Here are some recommendations to prepare your personalized data for a mail merge process. Please ensure the following:

  • Column names in your Excel spreadsheet must match the field names you want to insert in your mail merge Word document. For example, to use a persons first name in your document, you'll need separate data columns for first and last names.

  • All data to be merged must be present in the first worksheet of your Excel spreadsheet.

  • Data entries with currencies, percentages, and zip codes are correctly formatted in the spreadsheet so that Word can properly read the values.

  • The Excel spreadsheet file to be used in the mail merge is stored on your local machine or is accessible on a shared network folder.

  • Changes or additions to your spreadsheet must be completed before processed to your mail merge document in Word.

Second Step: Start the Word mail merge process from the Ribbon Menu

  • In Word, choose File > New > Blank document.

  • On the Mailings tab, in the Start Mail merge group, choose Start Mail Merge, and then choose the kind of merge you want to run.

Screenshot of the Mailings tab in Word, showing the Start Mail Merge command and the list of available options for the type of merge you want to run.

  • Choose Select Recipients > Use an Existing List.

  • Locate your Excel spreadsheet, and then choose Open.

  • When Word prompts you, choose Sheet1$ > OK.

Edit the mailing list

Select who receives your mail.

  • Choose Edit Recipient List.

Screenshot of the Mailings tab in Word, showing the Edit Recipient List command as highlighted.

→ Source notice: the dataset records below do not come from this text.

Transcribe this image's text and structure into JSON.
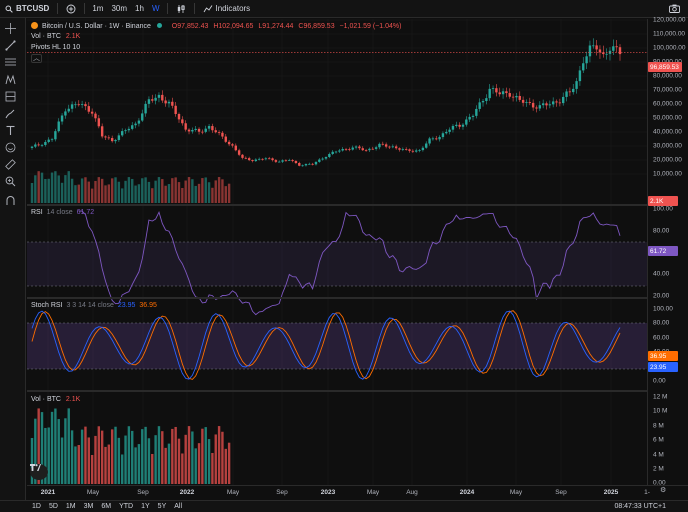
{
  "topbar": {
    "symbol": "BTCUSD",
    "intervals": [
      "1m",
      "30m",
      "1h",
      "W"
    ],
    "indicators_label": "Indicators"
  },
  "price_pane": {
    "title": "Bitcoin / U.S. Dollar · 1W · Binance",
    "ohlc": {
      "o": "O97,852.43",
      "h": "H102,094.65",
      "l": "L91,274.44",
      "c": "C96,859.53",
      "chg": "−1,021.59 (−1.04%)"
    },
    "vol_legend": {
      "label": "Vol · BTC",
      "value": "2.1K"
    },
    "pivots_label": "Pivots HL 10 10",
    "last_price": "96,859.53",
    "vol_tag": "2.1K",
    "yticks": [
      "120,000.00",
      "110,000.00",
      "100,000.00",
      "90,000.00",
      "80,000.00",
      "70,000.00",
      "60,000.00",
      "50,000.00",
      "40,000.00",
      "30,000.00",
      "20,000.00",
      "10,000.00"
    ]
  },
  "rsi_pane": {
    "label": "RSI",
    "params": "14 close",
    "value": "61.72",
    "yticks": [
      "100.00",
      "80.00",
      "40.00",
      "20.00"
    ],
    "tag": "61.72"
  },
  "stoch_pane": {
    "label": "Stoch RSI",
    "params": "3 3 14 14 close",
    "k": "23.95",
    "d": "36.95",
    "yticks": [
      "100.00",
      "80.00",
      "60.00",
      "40.00",
      "20.00",
      "0.00"
    ],
    "tag_d": "36.95",
    "tag_k": "23.95"
  },
  "vol_pane": {
    "label": "Vol · BTC",
    "value": "2.1K",
    "yticks": [
      "12 M",
      "10 M",
      "8 M",
      "6 M",
      "4 M",
      "2 M",
      "0.00"
    ]
  },
  "xaxis": {
    "labels": [
      "2021",
      "May",
      "Sep",
      "2022",
      "May",
      "Sep",
      "2023",
      "May",
      "Aug",
      "2024",
      "May",
      "Sep",
      "2025"
    ],
    "cursor_label": "1-"
  },
  "bottombar": {
    "ranges": [
      "1D",
      "5D",
      "1M",
      "3M",
      "6M",
      "YTD",
      "1Y",
      "5Y",
      "All"
    ],
    "clock": "08:47:33 UTC+1"
  },
  "colors": {
    "up": "#26a69a",
    "down": "#ef5350",
    "rsi": "#7e57c2",
    "stoch_k": "#2962ff",
    "stoch_d": "#ff6d00",
    "accent": "#2962ff"
  }
}
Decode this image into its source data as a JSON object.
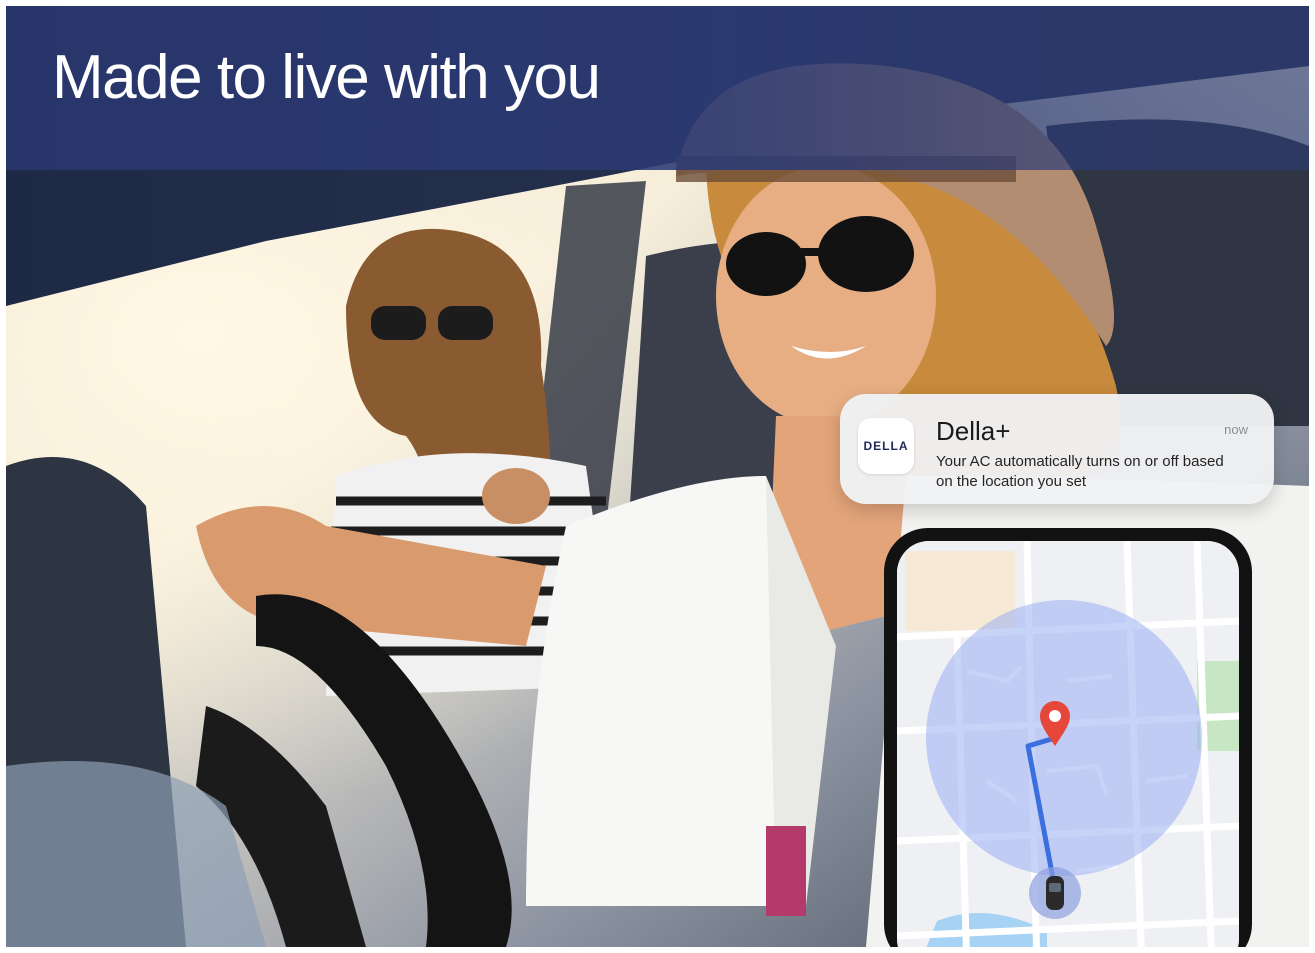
{
  "hero": {
    "headline": "Made to live with you"
  },
  "notification": {
    "app_logo_text": "DELLA",
    "app_name": "Della+",
    "time": "now",
    "message": "Your AC automatically turns on or off based on the location you set"
  },
  "map": {
    "icons": [
      "location-pin-icon",
      "car-icon"
    ],
    "colors": {
      "radius": "#9aaef2",
      "route": "#3b6fe0",
      "pin": "#e5483a",
      "water": "#a6d2f3",
      "park": "#c7e6c4"
    }
  }
}
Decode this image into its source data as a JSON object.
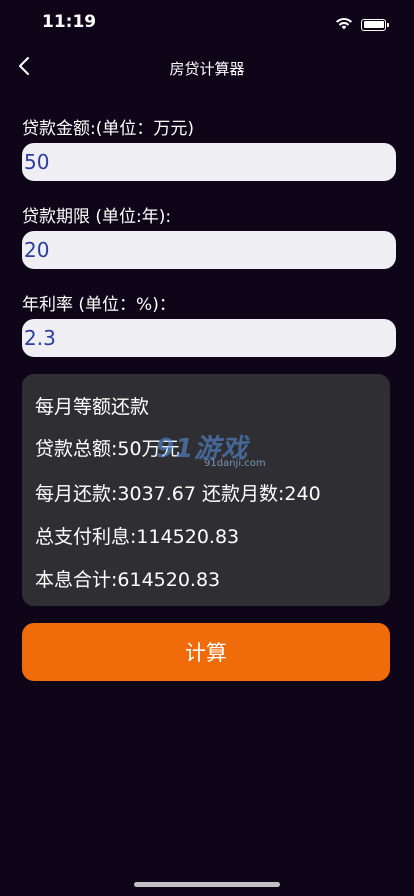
{
  "status": {
    "time": "11:19"
  },
  "nav": {
    "title": "房贷计算器"
  },
  "form": {
    "amount_label": "贷款金额:(单位：万元)",
    "amount_value": "50",
    "term_label": "贷款期限 (单位:年):",
    "term_value": "20",
    "rate_label": "年利率 (单位：%)：",
    "rate_value": "2.3"
  },
  "result": {
    "method": "每月等额还款",
    "total_loan": "贷款总额:50万元",
    "monthly": "每月还款:3037.67  还款月数:240",
    "total_interest": "总支付利息:114520.83",
    "total_sum": "本息合计:614520.83"
  },
  "watermark": {
    "main": "91游戏",
    "sub": "91danji.com"
  },
  "button": {
    "calculate": "计算"
  },
  "colors": {
    "background": "#0e0618",
    "accent": "#f06c0a",
    "card": "#2f2f33",
    "input": "#eeeef3",
    "input_text": "#2b3ea0"
  }
}
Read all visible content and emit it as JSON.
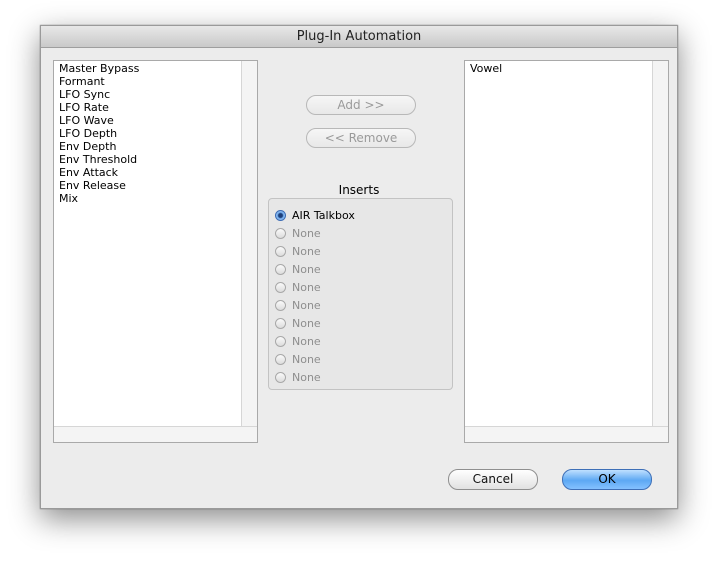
{
  "window": {
    "title": "Plug-In Automation"
  },
  "left_list": {
    "items": [
      "Master Bypass",
      "Formant",
      "LFO Sync",
      "LFO Rate",
      "LFO Wave",
      "LFO Depth",
      "Env Depth",
      "Env Threshold",
      "Env Attack",
      "Env Release",
      "Mix"
    ]
  },
  "right_list": {
    "items": [
      "Vowel"
    ]
  },
  "buttons": {
    "add": "Add >>",
    "remove": "<< Remove",
    "cancel": "Cancel",
    "ok": "OK"
  },
  "inserts": {
    "label": "Inserts",
    "options": [
      {
        "label": "AIR Talkbox",
        "selected": true,
        "enabled": true
      },
      {
        "label": "None",
        "selected": false,
        "enabled": false
      },
      {
        "label": "None",
        "selected": false,
        "enabled": false
      },
      {
        "label": "None",
        "selected": false,
        "enabled": false
      },
      {
        "label": "None",
        "selected": false,
        "enabled": false
      },
      {
        "label": "None",
        "selected": false,
        "enabled": false
      },
      {
        "label": "None",
        "selected": false,
        "enabled": false
      },
      {
        "label": "None",
        "selected": false,
        "enabled": false
      },
      {
        "label": "None",
        "selected": false,
        "enabled": false
      },
      {
        "label": "None",
        "selected": false,
        "enabled": false
      }
    ]
  },
  "colors": {
    "ok_button": "#5da8f3",
    "window_bg": "#ececec"
  }
}
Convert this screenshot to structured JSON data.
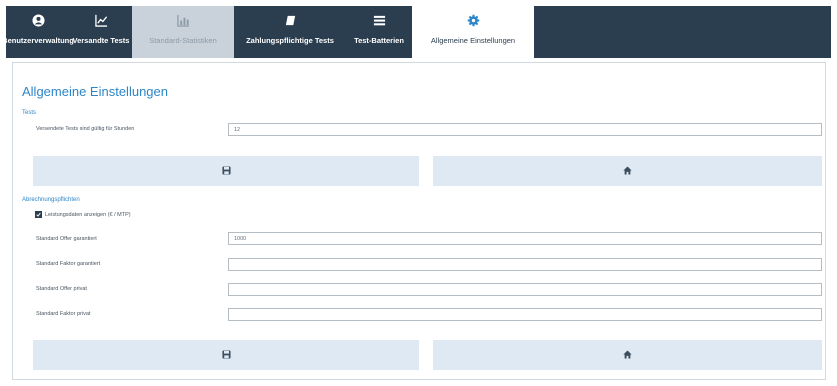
{
  "nav": {
    "tabs": [
      {
        "label": "Benutzerverwaltung",
        "icon": "user-circle-icon"
      },
      {
        "label": "Versandte Tests",
        "icon": "line-chart-icon"
      },
      {
        "label": "Standard-Statistiken",
        "icon": "bar-chart-icon"
      },
      {
        "label": "Zahlungspflichtige Tests",
        "icon": "credit-card-icon"
      },
      {
        "label": "Test-Batterien",
        "icon": "list-icon"
      },
      {
        "label": "Allgemeine Einstellungen",
        "icon": "gear-icon"
      }
    ],
    "active_tab": "Allgemeine Einstellungen"
  },
  "page": {
    "title": "Allgemeine Einstellungen",
    "tests_section": {
      "heading": "Tests",
      "fields": [
        {
          "label": "Versendete Tests sind gültig für Stunden",
          "value": "12",
          "placeholder": ""
        }
      ]
    },
    "abrechnung_section": {
      "heading": "Abrechnungspflichten",
      "checkbox": {
        "label": "Leistungsdaten anzeigen (€ / MTP)",
        "checked": true
      },
      "fields": [
        {
          "label": "Standard Offer garantiert",
          "value": "1000",
          "placeholder": ""
        },
        {
          "label": "Standard Faktor garantiert",
          "value": "",
          "placeholder": ""
        },
        {
          "label": "Standard Offer privat",
          "value": "",
          "placeholder": ""
        },
        {
          "label": "Standard Faktor privat",
          "value": "",
          "placeholder": ""
        }
      ]
    },
    "buttons": {
      "save_icon": "save-icon",
      "home_icon": "home-icon"
    }
  },
  "colors": {
    "nav_bg": "#2b3e4f",
    "accent": "#2d86c8",
    "button_bg": "#dfe9f4",
    "muted_tab_bg": "#c9d2da"
  }
}
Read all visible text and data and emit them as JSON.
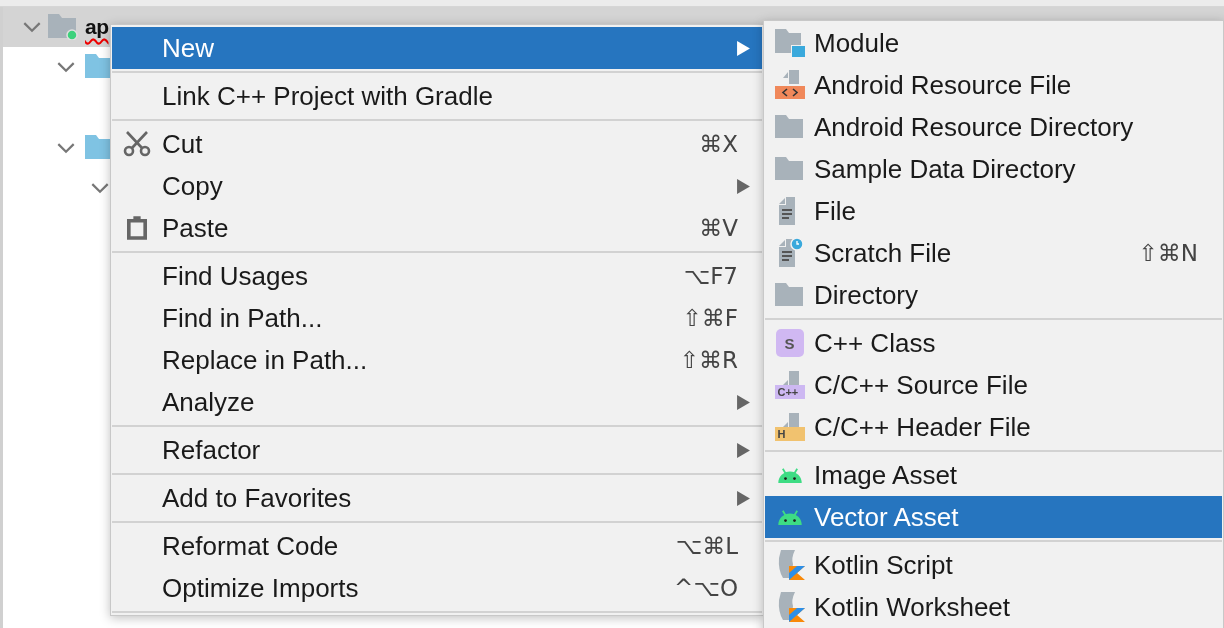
{
  "project_tree": [
    {
      "label": "ap",
      "kind": "module",
      "expanded": true,
      "selected": true,
      "children": [
        {
          "kind": "folder",
          "expanded": true
        },
        {
          "kind": "folder",
          "expanded": true,
          "children": [
            {
              "expanded": true
            }
          ]
        }
      ]
    }
  ],
  "context_menu": {
    "groups": [
      [
        {
          "label": "New",
          "submenu": true,
          "selected": true
        }
      ],
      [
        {
          "label": "Link C++ Project with Gradle",
          "submenu": false,
          "selected": false
        }
      ],
      [
        {
          "label": "Cut",
          "kind": "scissors",
          "shortcut": "⌘X",
          "submenu": false,
          "selected": false
        },
        {
          "label": "Copy",
          "submenu": true,
          "selected": false
        },
        {
          "label": "Paste",
          "kind": "clipboard",
          "shortcut": "⌘V",
          "submenu": false,
          "selected": false
        }
      ],
      [
        {
          "label": "Find Usages",
          "shortcut": "⌥F7",
          "submenu": false,
          "selected": false
        },
        {
          "label": "Find in Path...",
          "shortcut": "⇧⌘F",
          "submenu": false,
          "selected": false
        },
        {
          "label": "Replace in Path...",
          "shortcut": "⇧⌘R",
          "submenu": false,
          "selected": false
        },
        {
          "label": "Analyze",
          "submenu": true,
          "selected": false
        }
      ],
      [
        {
          "label": "Refactor",
          "submenu": true,
          "selected": false
        }
      ],
      [
        {
          "label": "Add to Favorites",
          "submenu": true,
          "selected": false
        }
      ],
      [
        {
          "label": "Reformat Code",
          "shortcut": "⌥⌘L",
          "submenu": false,
          "selected": false
        },
        {
          "label": "Optimize Imports",
          "shortcut": "^⌥O",
          "submenu": false,
          "selected": false
        }
      ]
    ]
  },
  "new_submenu": {
    "groups": [
      [
        {
          "label": "Module",
          "kind": "module",
          "selected": false
        },
        {
          "label": "Android Resource File",
          "kind": "resource",
          "selected": false
        },
        {
          "label": "Android Resource Directory",
          "kind": "folder",
          "selected": false
        },
        {
          "label": "Sample Data Directory",
          "kind": "folder",
          "selected": false
        },
        {
          "label": "File",
          "kind": "file",
          "selected": false
        },
        {
          "label": "Scratch File",
          "kind": "scratch",
          "shortcut": "⇧⌘N",
          "selected": false
        },
        {
          "label": "Directory",
          "kind": "folder",
          "selected": false
        }
      ],
      [
        {
          "label": "C++ Class",
          "kind": "class",
          "icon_text": "S",
          "selected": false
        },
        {
          "label": "C/C++ Source File",
          "kind": "source",
          "icon_text": "C++",
          "selected": false
        },
        {
          "label": "C/C++ Header File",
          "kind": "header",
          "icon_text": "H",
          "selected": false
        }
      ],
      [
        {
          "label": "Image Asset",
          "kind": "android",
          "selected": false
        },
        {
          "label": "Vector Asset",
          "kind": "android",
          "selected": true
        }
      ],
      [
        {
          "label": "Kotlin Script",
          "kind": "kotlin",
          "selected": false
        },
        {
          "label": "Kotlin Worksheet",
          "kind": "kotlin",
          "selected": false
        }
      ]
    ]
  }
}
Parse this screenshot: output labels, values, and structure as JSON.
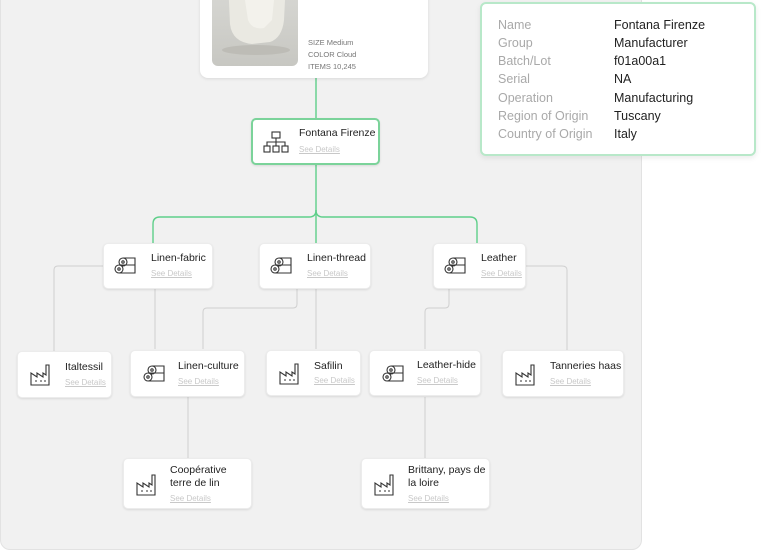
{
  "product": {
    "size": "SIZE Medium",
    "color": "COLOR Cloud",
    "items": "ITEMS 10,245"
  },
  "info_panel": {
    "rows": [
      {
        "label": "Name",
        "value": "Fontana Firenze"
      },
      {
        "label": "Group",
        "value": "Manufacturer"
      },
      {
        "label": "Batch/Lot",
        "value": "f01a00a1"
      },
      {
        "label": "Serial",
        "value": "NA"
      },
      {
        "label": "Operation",
        "value": "Manufacturing"
      },
      {
        "label": "Region of Origin",
        "value": "Tuscany"
      },
      {
        "label": "Country of Origin",
        "value": "Italy"
      }
    ]
  },
  "see_details": "See Details",
  "nodes": {
    "root": {
      "name": "Fontana Firenze",
      "icon": "hierarchy-icon"
    },
    "linen_fabric": {
      "name": "Linen-fabric",
      "icon": "fabric-rolls-icon"
    },
    "linen_thread": {
      "name": "Linen-thread",
      "icon": "fabric-rolls-icon"
    },
    "leather": {
      "name": "Leather",
      "icon": "fabric-rolls-icon"
    },
    "italtessil": {
      "name": "Italtessil",
      "icon": "factory-icon"
    },
    "linen_culture": {
      "name": "Linen-culture",
      "icon": "fabric-rolls-icon"
    },
    "safilin": {
      "name": "Safilin",
      "icon": "factory-icon"
    },
    "leather_hide": {
      "name": "Leather-hide",
      "icon": "fabric-rolls-icon"
    },
    "tanneries_haas": {
      "name": "Tanneries haas",
      "icon": "factory-icon"
    },
    "cooperative": {
      "name": "Coopérative terre de lin",
      "icon": "factory-icon"
    },
    "brittany": {
      "name": "Brittany, pays de la loire",
      "icon": "factory-icon"
    }
  },
  "colors": {
    "accent_green": "#5fcf8a",
    "connector_gray": "#cfcfcf",
    "panel_bg": "#f1f1f1"
  }
}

  • In the Mail Merge Recipients dialog box, clear the check box next to the name of any person who you don't want to receive your mailing.

  • Select rows by checking the check box

Third Step: Insert a merge field

You can insert one or more mail merge fields that pull the information from your spreadsheet into your document.

To insert an address block for an envelope, a label, an email message, or a letter

  • On the Mailings tab, in the Write & Insert Fields group, choose Address Block.

  • Insert Address Block merge field

In the Insert Address Block dialog box, choose a format for the recipient's name as it will appear on the envelope.

  • Choose OK.

  • Choose File > Save.

Fourth Step: Preview and finish the mail merge

After you insert the merge fields you want, preview the results to confirm that the content is okay. and then you're ready to complete the merge process.

  • On the Mailings tab, choose Preview Results.

Screenshot of the Mailings tab in Word, showing the Preview Results group.

  • Choose the Next Next record button for mail merge preview results or Previous Previous record button for mail merge preview results record button to move through records in your data source and view how the records will appear in the document.

  • In the Finish group, choose Finish & Merge, and choose Print Documents or Send E-mail Messages.

Screenshot of the Mailings tab in Word, showing the Finish & Merge command and its options.

Well done! As a final step you can save this mail merge for use in the future.